C.Th. van
Deventer, salah seorang penganjur Politik Etis.
Politik Etis atau Politik Balas Budi
adalah suatu pemikiran yang menyatakan bahwa pemerintah kolonial memegang
tanggung jawab moral bagi kesejahteraan pribumi. Pemikiran ini merupakan kritik
terhadap politik tanam paksa.
Munculnya
kaum Etis yang di pelopori oleh Pieter Brooshooft (wartawan Koran De Locomotief) dan C.Th. van Deventer (politikus) ternyata membuka mata
pemerintah kolonial untuk lebih memperhatikan nasib para pribumi yang
terbelakang.
Pada 17 September 1901, Ratu Wilhelmina yang baru naik tahta menegaskan
dalam pidato pembukaan Parlemen Belanda, bahwa pemerintah Belanda mempunyai
panggilan moral dan hutang budi (een eerschuld) terhadap bangsa pribumi
di Hindia Belanda. Ratu Wilhelmina menuangkan panggilan moral tadi ke dalam
kebijakan politik etis, yang terangkum dalam program Trias Van deventer
yang meliputi:
- Irigasi (pengairan), membangun dan memperbaiki pengairan-pengairan dan bendungan untuk keperluan pertanian
- Emigrasi yakni mengajak penduduk untuk bertransmigrasi
- Edukasi yakni memperluas dalam bidang pengajaran dan pendidikan
Banyak pihak
menghubungkan kebijakan baru politik Belanda ini dengan pemikiran dan
tulisan-tulsian Van Deventer yang diterbitkan beberapa waktu sebelumnya,
sehingga Van Deventer kemudian dikenal sebagai pencetus politik etis ini.
Kebijakan
pertama dan kedua disalahgunakan oleh Pemerintah Belanda dengan membangun
irigasi untuk perkebunan-perkebunan Belanda dan emigrasi dilakukan dengan
memindahkan penduduk ke daerah perkebunan Belanda untuk dijadikan pekerja rodi. Hanya pendidikan yang berarti bagi bangsa Indonesia.
Pengaruh
politik etis dalam bidang pengajaran dan pendidikan sangat berperan sekali
dalam pengembangan dan perluasan dunia pendidikan dan pengajaran di Hindia Belanda. Salah seorang dari kelompok etis
yang sangat berjasa dalam bidang ini adalah Mr. J.H. Abendanon (1852-1925) yang Menteri Kebudayaan, Agama,
dan Kerajinan selama lima tahun (1900-1905). Sejak tahun 1900 inilah berdiri
sekolah-sekolah, baik untuk kaum priyayi maupun rakyat biasa yang hampir
merata di daerah-daerah.
Sementara
itu, dalam masyarakat telah terjadi semacam pertukaran mental antara
orang-orang Belanda dan orang-orang pribumi. Kalangan pendukung politik etis
merasa prihatin terhadap pribumi yang mendapatkan diskriminasi sosial-budaya.

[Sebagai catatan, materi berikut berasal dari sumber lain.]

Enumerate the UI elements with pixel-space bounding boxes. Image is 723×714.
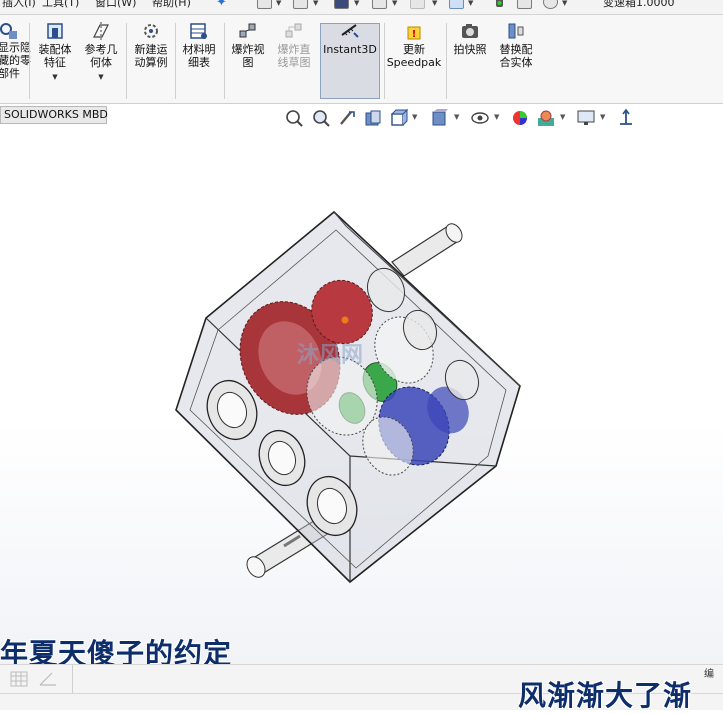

Untuk mencapai tujuan tersebut, mereka berusaha menyadarkan kaum pribumi agar
melepaskan diri dari belenggu feodal dan mengembangkan diri menurut model
Barat, yang mencakup proses emansipasi dan menuntut pendidikan ke arah swadaya.
Penyimpangan
Pada
dasarnya kebijakan-kebijakan yang diajukan oleh van Deventer tersebut baik.
Akan tetapi dalam pelaksanaannya terjadi penyimpangan-penyimpangan yang
dilakukan oleh para pegawai Belanda. Berikut ini penyimpangan penyimpangan
tersebut.
- Irigasi
Pengairan
hanya ditujukan kepada tanah-tanah yang subur untuk perkebunan swasta Belanda.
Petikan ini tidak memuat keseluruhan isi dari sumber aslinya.